QUARESMA, ESPIRITUALIDADE ECLESIAL
Quaresma, espiritualidade eclesial
Pe. Nelito Dornelas
Iniciamos na quarta-feira de cinzas, a grande celebração anual da páscoa, num único tempo pascal.Embora a quaresma venha antes, não se trata de primeiro celebrar a cruz para depois celebrar a ressurreição. Apesar de que na prática das celebrações esse processo acontece, não devemos separá-las.
Jesus, ao aparecer aos seus discípulos após a ressurreição, ele mostra-lhes as mãos e o lado, testemunhando que o Ressuscitado é o Crucificado e o Crucificado é o Ressuscitado (João 20,20; 25-27).
Quem melhor expressou esta união foi Santo Agostinho, ao afirmar que foi instituída a celebração de dois tempos: um antes da Páscoa e outro depois da Páscoa. O tempo precedente à Páscoa figura a tribulação em que nos achamos; o que celebramos após a Páscoa lembra a felicidade futura em que nos acharemos. Antes da Páscoa, portanto, celebramos o que vivemos; depois da Páscoa celebramos, assinalando, o que ainda não temos. Por isso, no primeiro tempo exercitamo-nos em jejuns e orações; agora, terminados os jejuns, passamos o tempo em louvores. Tal é o sentido do Aleluia que cantamos. Aleluia se traduz para o latim, como sabeis, por: ‘Louvai ao Senhor’. O primeiro tempo, portanto, representa a fase anterior à ressurreição; o segundo, a posterior à ressurreição do Senhor. Significa a vida futura, que ainda não possuímos.

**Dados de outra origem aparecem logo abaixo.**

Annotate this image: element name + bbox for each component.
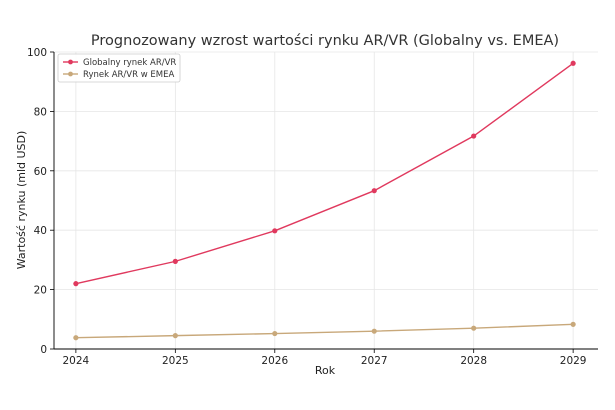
x-tick-label: 2029 [560, 355, 587, 367]
legend-box [57, 53, 181, 83]
series-1-point [570, 60, 576, 66]
series-1-point [272, 228, 278, 234]
grid [54, 51, 598, 350]
y-tick-label: 60 [34, 166, 47, 178]
x-tick-label: 2026 [261, 355, 288, 367]
chart-title: Prognozowany wzrost wartości rynku AR/VR… [91, 33, 559, 49]
legend: Globalny rynek AR/VR Rynek AR/VR w EMEA [57, 53, 181, 83]
y-tick-label: 40 [34, 225, 47, 237]
axes [53, 52, 598, 350]
y-tick-label: 20 [34, 285, 47, 297]
legend-swatch-marker [68, 71, 73, 77]
series-2-point [172, 333, 178, 339]
y-tick-label: 100 [27, 47, 47, 59]
legend-label: Globalny rynek AR/VR [83, 58, 176, 68]
x-axis-ticks: 2024 2025 2026 2027 2028 2029 [63, 349, 587, 367]
series-2-point [371, 328, 377, 334]
series-1-point [471, 133, 477, 139]
x-tick-label: 2024 [63, 355, 90, 367]
legend-label: Rynek AR/VR w EMEA [83, 70, 174, 80]
series-1-point [73, 281, 79, 287]
y-tick-label: 0 [40, 344, 47, 356]
y-axis-ticks: 0 20 40 60 80 100 [27, 47, 54, 356]
series-1-point [172, 258, 178, 264]
series-2-point [471, 325, 477, 331]
legend-swatch-marker [68, 59, 73, 65]
series-2-point [570, 321, 576, 327]
series-group [73, 60, 576, 341]
x-axis-label: Rok [315, 364, 336, 377]
y-tick-label: 80 [34, 106, 47, 118]
series-line-2 [75, 323, 574, 339]
x-tick-label: 2028 [460, 355, 487, 367]
series-1-point [371, 188, 377, 194]
series-line-1 [75, 62, 574, 285]
x-tick-label: 2027 [361, 355, 388, 367]
y-axis-label: Wartość rynku (mld USD) [15, 131, 28, 270]
series-2-point [272, 330, 278, 337]
series-2-point [73, 335, 79, 341]
x-tick-label: 2025 [162, 355, 189, 367]
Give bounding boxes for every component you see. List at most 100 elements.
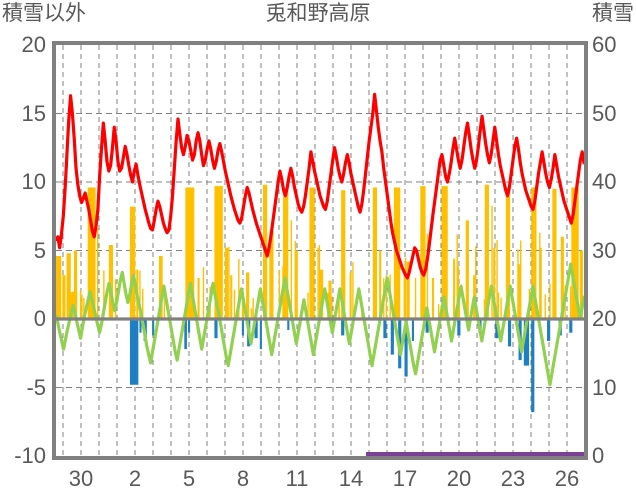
orange-bar [426, 233, 429, 319]
orange-bar [352, 262, 354, 319]
orange-bar [404, 257, 407, 319]
orange-bar [505, 187, 511, 319]
orange-bar [202, 267, 205, 319]
orange-bar [62, 275, 66, 319]
blue-bar [495, 319, 499, 339]
orange-bar [552, 188, 557, 319]
orange-bar [307, 292, 309, 319]
blue-bar [214, 319, 218, 339]
x-axis-tick-label: 17 [392, 466, 418, 491]
blue-bar [523, 319, 530, 366]
orange-bar [185, 187, 195, 319]
orange-bar [414, 278, 417, 319]
orange-bar [457, 269, 459, 319]
orange-bar [230, 275, 233, 319]
orange-bar [458, 296, 461, 319]
blue-bar [241, 319, 244, 336]
series-green-lower-line [56, 262, 584, 387]
orange-bar [500, 297, 502, 319]
orange-bar [197, 277, 200, 319]
plot-area [52, 41, 588, 460]
x-axis-tick-label: 8 [236, 466, 250, 491]
gridlines [56, 45, 584, 456]
orange-bar [531, 187, 537, 319]
orange-bar [571, 187, 579, 319]
orange-bar [56, 255, 62, 319]
y-axis-right-tick-label: 10 [592, 374, 617, 400]
blue-bar [184, 319, 187, 350]
orange-bar [484, 184, 489, 319]
orange-bar [328, 280, 332, 319]
orange-bar [70, 291, 72, 319]
orange-bar [518, 264, 521, 319]
orange-bar [539, 247, 542, 319]
y-axis-right-tick-label: 0 [592, 443, 605, 468]
orange-bar [372, 187, 378, 319]
orange-bar [497, 292, 500, 319]
orange-bar [465, 220, 469, 319]
blue-bar [259, 319, 262, 350]
orange-bar [103, 270, 105, 319]
orange-bar [338, 290, 340, 319]
blue-bar [547, 319, 551, 341]
chart-title: 兎和野高原 [265, 2, 371, 25]
orange-bar [496, 240, 498, 319]
orange-bar [437, 304, 440, 319]
orange-bar [87, 187, 96, 319]
orange-bar [250, 308, 253, 319]
y-axis-left-tick-label: 0 [33, 306, 46, 331]
y-axis-left-tick-label: 15 [21, 100, 46, 126]
orange-bar [491, 205, 493, 319]
orange-bar [246, 272, 250, 319]
blue-bar [139, 319, 142, 333]
orange-bar [441, 186, 448, 319]
orange-bar [139, 270, 141, 319]
orange-bar [403, 269, 406, 319]
blue-bar [188, 319, 191, 333]
blue-bar [507, 319, 512, 347]
blue-bar [341, 319, 345, 336]
orange-bar [228, 246, 230, 319]
plot-inner [56, 45, 584, 456]
blue-bar [254, 319, 258, 339]
orange-bar [278, 269, 281, 319]
x-axis-tick-label: 14 [338, 466, 364, 491]
chart-svg [56, 45, 584, 456]
orange-bar [520, 240, 522, 319]
orange-bar [214, 186, 223, 319]
orange-bar [83, 298, 85, 319]
orange-bar [142, 288, 144, 319]
blue-bar [390, 319, 394, 355]
orange-bar [320, 269, 324, 319]
left-axis-title: 積雪以外 [2, 2, 86, 25]
orange-bar [549, 283, 551, 319]
x-axis-tick-label: 20 [446, 466, 472, 491]
orange-bar [579, 250, 583, 319]
y-axis-right-tick-label: 30 [592, 237, 617, 263]
orange-bar [431, 277, 435, 319]
orange-bar [317, 247, 319, 319]
blue-bar [129, 319, 139, 385]
y-axis-right-tick-label: 50 [592, 100, 617, 126]
y-axis-right-tick-label: 40 [592, 169, 617, 194]
orange-bar [163, 293, 166, 319]
y-axis-left-tick-label: 10 [21, 169, 46, 194]
x-axis-tick-label: 30 [68, 466, 94, 491]
orange-bar [81, 294, 83, 319]
y-axis-right-tick-label: 60 [592, 32, 617, 57]
orange-bar [224, 247, 229, 319]
orange-bar [283, 188, 289, 319]
y-axis-left-tick-label: -5 [26, 374, 46, 400]
orange-bar [493, 247, 496, 319]
orange-bar [290, 220, 293, 319]
orange-bar [569, 286, 572, 319]
y-axis-left-tick-label: 20 [21, 32, 46, 57]
orange-bar [517, 249, 519, 319]
orange-bar [453, 258, 456, 319]
blue-bar [457, 319, 461, 336]
orange-bar [129, 206, 136, 319]
orange-bar [252, 298, 254, 319]
blue-bar [531, 319, 535, 413]
orange-bar [560, 236, 564, 319]
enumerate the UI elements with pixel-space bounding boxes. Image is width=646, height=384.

A celebração da páscoa nasceu entre os monges no Egito por volta de 384 d.C e a sua preparação foi se estendendo para seis semanas, surgindo assim a quaresma, introduzindo o símbolo litúrgico do número 40.
Na tradição religiosa 40 é o número da espera, da preparação, da provação e do aniquilamento.
Os escritos bíblicos descrevem a história do povo aplicando esta simbologia, assim temos o reinado de Davi por quarenta anos (2 Samuel 5,4); e também o reinado de Salomão (1Reis 11,42).
Temos os quarenta dias e quarenta noites de chuva no dilúvio (Gênesis 7,17); Moisés é convocado por Deus aos quarenta anos; quarenta anos de caminhada do povo pelo deserto; quarenta dias de Moisés no Monte Sinai (Êxodo 34,28); quarenta dias de afronto de Golias contra o povo até quando Davi o enfrentou e o abateu (1Samuel 17,16); quarenta dias de caminhada de Elias para o monte de Deus, o Horeb (1Reis 19,8); quarenta dias da pregação de Jonas em Nínive (Jn 3,4).
E lembramos principalmente o retiro de quarenta dias de Jesus no deserto (Mateus 4,1-11; Marcos 1,12-13; Lc 4,1-13). Jesus pregou quarenta meses, morreu e ressuscitou e volta ao Pai depois de quarenta dias de ressurreição. Este número está presente em tantas outras passagens bíblicas.
Trata-se de um número simbólico que nos convida a voltarmos para Deus, neste tempo de quaresma, como foi o convite feito por Jonas durante sua pregação ao povo de Nínive, que teve quarenta dias para se converter e alcançar a misericórdia de Deus (Jonas 3,1-16).
A espiritualidade quaresmal tem seu sentido verdadeiro no mistério pascal de Jesus Cristo, que culmina no tríduo pascal e que é o fundamento de todas as nossas celebrações cristãs.
A Sacrossanctum Concilium nos diz, no número 109: tanto na liturgia quanto na catequese litúrgica esclareça-se melhor a dupla índole do tempo quaresmal, que, principalmente pela lembrança ou preparação do batismo e pela penitência, fazendo os fiéis ouvirem com mais frequência a Palavra de Deus e entregarem-se à oração, os dispõe à celebração do mistério pascal.
Na quaresma somos convidados a fazer uma verdadeira experiência na participação do mistério pascal de Jesus Cristo. Sofremos com Cristo para participar de sua glória (cf. Romanos 8,17).
A quaresma tem caráter essencialmente batismal, sobre o qual se baseia o caráter penitencial. Na verdade, a Igreja é comunidade pascal porque é batismal. Isso deve ser afirmado não só no sentido de que nela entramos mediante o batismo, mas principalmente porque a Igreja é chamada a exprimir em sua vivência de contínua conversão o sacramento que gera. Daí também o caráter eclesial da quaresma. Ela é o tempo de grande convocação de todo o povo de Deus, para que se deixe purificar e santificar por Jesus de Nazaré, o Cristo da fé, Senhor da história.
A Ele sejam dadas a honra, a glória, a riqueza, a sabedoria, a força e o poder (Ap 5, 12).